The land is now waterlogged, dying as it drowns in salt and sinks into the swamp.
“We’re going to lose all our heritage, all our culture,” lamented Chief Albert Naquin to the New York Times. “It’s all going to be history.”
The tribe has lived in the area for 170 years. Its ancestors moved there in the 1830s to escape the consequences of the Indian Removal Act, which authorized then-president Andrew Jackson to negotiate with southern Indian tribes in order to get them to move onto federal territory west of the Mississippi River in exchange for their ancestral homelands. The tribe that settled on Isle De Jean Charles survived by fishing and subsistence farming, which has become more difficult due to coastal erosion.
The $48 million grant will finance the first resettlement plan in the world prompted by climate change. The program will move the island’s residents to drier land where no community yet exists. All of the funds have to be spent by 2022.
“We see this as setting a precedent for the rest of the country, the rest of the world,” said Marion McFadden, who is running the program at the Department of Housing and Urban Development (HUD).
Climate change could displace between 50 and 200 million people by 2050, according to the United Nations Institute for Environment and Human Security and the International Organization for Migration. Most of the refugees are likely to be farmers and fishermen whose livelihoods depend on their environments.

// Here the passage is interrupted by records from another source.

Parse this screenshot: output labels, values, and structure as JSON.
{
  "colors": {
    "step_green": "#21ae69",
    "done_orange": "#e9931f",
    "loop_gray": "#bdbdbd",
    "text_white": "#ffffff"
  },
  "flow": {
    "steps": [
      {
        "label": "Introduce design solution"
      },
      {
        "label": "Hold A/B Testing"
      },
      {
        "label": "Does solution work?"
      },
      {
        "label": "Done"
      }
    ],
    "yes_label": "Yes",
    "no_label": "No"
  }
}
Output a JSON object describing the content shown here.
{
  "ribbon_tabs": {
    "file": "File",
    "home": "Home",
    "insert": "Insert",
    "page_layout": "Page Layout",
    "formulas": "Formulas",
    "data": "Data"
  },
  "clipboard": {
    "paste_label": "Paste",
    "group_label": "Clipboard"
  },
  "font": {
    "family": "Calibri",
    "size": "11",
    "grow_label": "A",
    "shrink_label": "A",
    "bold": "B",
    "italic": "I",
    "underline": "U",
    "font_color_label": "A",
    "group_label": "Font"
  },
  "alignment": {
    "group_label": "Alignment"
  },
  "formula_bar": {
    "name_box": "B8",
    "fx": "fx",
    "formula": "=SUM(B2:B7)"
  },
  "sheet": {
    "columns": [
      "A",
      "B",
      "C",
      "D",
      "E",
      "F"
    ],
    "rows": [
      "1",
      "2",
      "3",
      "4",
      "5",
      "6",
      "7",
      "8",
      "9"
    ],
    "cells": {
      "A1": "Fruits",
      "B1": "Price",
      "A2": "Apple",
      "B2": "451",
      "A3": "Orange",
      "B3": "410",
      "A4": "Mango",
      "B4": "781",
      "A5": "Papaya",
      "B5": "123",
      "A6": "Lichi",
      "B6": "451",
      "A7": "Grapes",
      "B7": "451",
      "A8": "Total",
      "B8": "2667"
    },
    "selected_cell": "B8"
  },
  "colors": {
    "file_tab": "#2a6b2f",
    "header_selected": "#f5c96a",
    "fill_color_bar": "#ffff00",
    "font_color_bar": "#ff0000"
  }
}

Residents will not be forced to leave, but administrators say it is not worth rebuilding roads and infrastructure on the island because of the risk of flooding and rising sea levels. Where the community will go now has not yet been determined.
“I’ve lived my whole life here, and I’m going to die here,” said Hilton Chaisson, who raised 10 sons on the island and wants his 26 grandchildren to know the same life of living off the land. He admitted to the New York Times that the flooding has worsened during his lifetime, but said, “we always find a way.”
Some 90 percent of the island’s land mass has been washed away since the 1950s due to a combination of land erosion and hurricanes, as well as loggers and oil companies cutting channels into the strip. Louisiana loses a land mass the size of Manhattan every year.
The grant is part of $1 billion that HUD has set aside to build strong levees, dams, and drainage systems to help communities in 13 states adapt to climate change.
Honolulu and Miami are also in trouble. If Honolulu’s Ala Wai Canal were to flood, more than 100,000 people would be affected.
“We can’t turn this around,” said Interior Secretary Sally Jewell, according to the Christian Science Monitor. “We can stem the increase in temperature, we can stem some of the effect, perhaps, if we act on climate. But the changes are under way and they are very rapid. We will have climate refugees.”